Fall 2006 CSANews Issue 60  |  Posted date : May 30, 2007.Back to list

We all know that excess sodium intake can lead to high blood pressure. However, sodium is an essential nutrient and cannot be eliminated completely. The trick is to maintain a low-sodium diet. This can be a difficult endeavour at times, with so many of our food sources containing high amounts of sodium. Approximately 70-75% of our sodium, per day, is found in processed foods, such as canned foods, processed meats, bacon and prepared meals. Sneaky sodium-packed villains often include seemingly"harmless" food items, such as pickles, mustard, ketchup and different types of sauces. Even certain over-the-counter medications contain high amounts of sodium, such as antacids, laxatives and pain-killers. So if you're on a sodiumrestricted diet, you should talk to your doctor or pharmacist before taking these medications. The best way in which to cut down on sodium in your diet is to read food labels. You should look for food items that are 10% (240 mg) or less of the daily sodium intake recommendation (suggested daily intake is 1 teaspoon/5 mL or 2,400 mg). And here are a few other hints for reducing sodium in your diet:
  • Remove the salt shaker from the table.

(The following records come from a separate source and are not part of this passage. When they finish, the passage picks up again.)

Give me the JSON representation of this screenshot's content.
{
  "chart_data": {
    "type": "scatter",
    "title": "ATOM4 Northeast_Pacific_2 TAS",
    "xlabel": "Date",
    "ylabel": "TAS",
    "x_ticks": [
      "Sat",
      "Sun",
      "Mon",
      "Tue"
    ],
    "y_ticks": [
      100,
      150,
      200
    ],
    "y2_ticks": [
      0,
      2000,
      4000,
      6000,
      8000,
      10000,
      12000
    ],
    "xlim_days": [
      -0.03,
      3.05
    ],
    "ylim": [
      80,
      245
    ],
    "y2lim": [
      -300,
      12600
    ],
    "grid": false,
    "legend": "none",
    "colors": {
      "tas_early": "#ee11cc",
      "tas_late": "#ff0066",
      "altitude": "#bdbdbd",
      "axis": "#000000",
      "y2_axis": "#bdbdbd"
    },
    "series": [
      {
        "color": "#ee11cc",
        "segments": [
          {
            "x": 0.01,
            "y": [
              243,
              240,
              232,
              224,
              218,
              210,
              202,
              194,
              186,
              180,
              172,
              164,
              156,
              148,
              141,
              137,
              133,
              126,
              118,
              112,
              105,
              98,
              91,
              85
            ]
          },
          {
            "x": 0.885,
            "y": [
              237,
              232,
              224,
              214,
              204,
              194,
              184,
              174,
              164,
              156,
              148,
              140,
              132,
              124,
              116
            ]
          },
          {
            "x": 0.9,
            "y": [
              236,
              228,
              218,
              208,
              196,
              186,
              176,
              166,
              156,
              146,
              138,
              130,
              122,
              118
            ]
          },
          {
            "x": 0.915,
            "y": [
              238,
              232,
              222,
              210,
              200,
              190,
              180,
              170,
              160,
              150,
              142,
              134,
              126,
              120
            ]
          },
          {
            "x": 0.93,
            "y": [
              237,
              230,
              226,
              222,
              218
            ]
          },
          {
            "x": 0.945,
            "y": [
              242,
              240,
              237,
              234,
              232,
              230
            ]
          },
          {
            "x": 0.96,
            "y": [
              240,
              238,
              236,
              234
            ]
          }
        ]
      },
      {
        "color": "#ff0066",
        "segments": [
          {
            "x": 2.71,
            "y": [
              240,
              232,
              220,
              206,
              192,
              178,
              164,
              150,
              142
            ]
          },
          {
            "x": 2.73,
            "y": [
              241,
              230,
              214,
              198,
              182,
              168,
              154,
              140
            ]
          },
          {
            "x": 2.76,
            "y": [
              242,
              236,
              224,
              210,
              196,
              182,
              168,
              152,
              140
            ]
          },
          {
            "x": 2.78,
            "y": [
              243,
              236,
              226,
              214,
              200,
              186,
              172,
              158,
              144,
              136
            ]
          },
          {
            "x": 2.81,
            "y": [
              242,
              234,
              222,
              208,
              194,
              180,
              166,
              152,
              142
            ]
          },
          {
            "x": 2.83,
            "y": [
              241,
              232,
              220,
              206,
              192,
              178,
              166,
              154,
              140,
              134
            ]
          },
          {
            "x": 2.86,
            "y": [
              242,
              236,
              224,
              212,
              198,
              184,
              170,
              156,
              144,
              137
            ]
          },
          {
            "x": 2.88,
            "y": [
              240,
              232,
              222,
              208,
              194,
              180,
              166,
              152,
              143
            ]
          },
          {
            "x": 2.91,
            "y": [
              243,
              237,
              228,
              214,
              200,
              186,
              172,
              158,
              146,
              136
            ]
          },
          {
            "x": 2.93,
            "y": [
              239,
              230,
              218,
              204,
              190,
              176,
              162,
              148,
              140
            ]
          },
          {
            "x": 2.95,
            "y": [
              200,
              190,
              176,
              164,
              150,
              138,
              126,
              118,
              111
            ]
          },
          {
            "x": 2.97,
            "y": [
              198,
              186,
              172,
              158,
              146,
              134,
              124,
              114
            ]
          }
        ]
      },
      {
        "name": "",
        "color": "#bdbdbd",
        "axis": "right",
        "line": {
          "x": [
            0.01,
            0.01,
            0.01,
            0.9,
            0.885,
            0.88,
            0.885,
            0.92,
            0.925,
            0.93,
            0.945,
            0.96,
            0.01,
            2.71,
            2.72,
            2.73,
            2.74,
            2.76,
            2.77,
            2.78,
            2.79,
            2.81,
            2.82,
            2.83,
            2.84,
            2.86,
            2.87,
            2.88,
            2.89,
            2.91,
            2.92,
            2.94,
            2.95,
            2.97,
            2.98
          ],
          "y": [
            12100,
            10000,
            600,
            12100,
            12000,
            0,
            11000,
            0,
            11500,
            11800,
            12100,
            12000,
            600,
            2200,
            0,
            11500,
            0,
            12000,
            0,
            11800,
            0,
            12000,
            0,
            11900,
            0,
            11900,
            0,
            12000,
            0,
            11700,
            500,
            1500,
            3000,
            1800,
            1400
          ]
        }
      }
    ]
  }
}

  • Use different seasonings for cooking and baking, such as garlic, lemon juice or pepper. Salt-free Mrs. Dash is a terrific-tasting seasoning and is available in a variety of flavours.
  • Prepare foods from scratch whenever possible, and avoid packaged foods, such as dried soup mixes.
  • Eat fresh or frozen fish, rather than dried or canned. If you use canned fish or beans, rinse first with water.
  • Limit your consumption of fast food, which almost always contains more sodium (and fat) than food prepared at home.
If you're having a difficult time reducing sodium in your diet, remember this: cutting sodium intake by just one teaspoon (5 mL) can greatly reduce high blood pressure. And cutting sodium intake by two teaspoons (10 mL) can reduce the chance of stroke by one-third, and ischemic heart disease by one-quarter.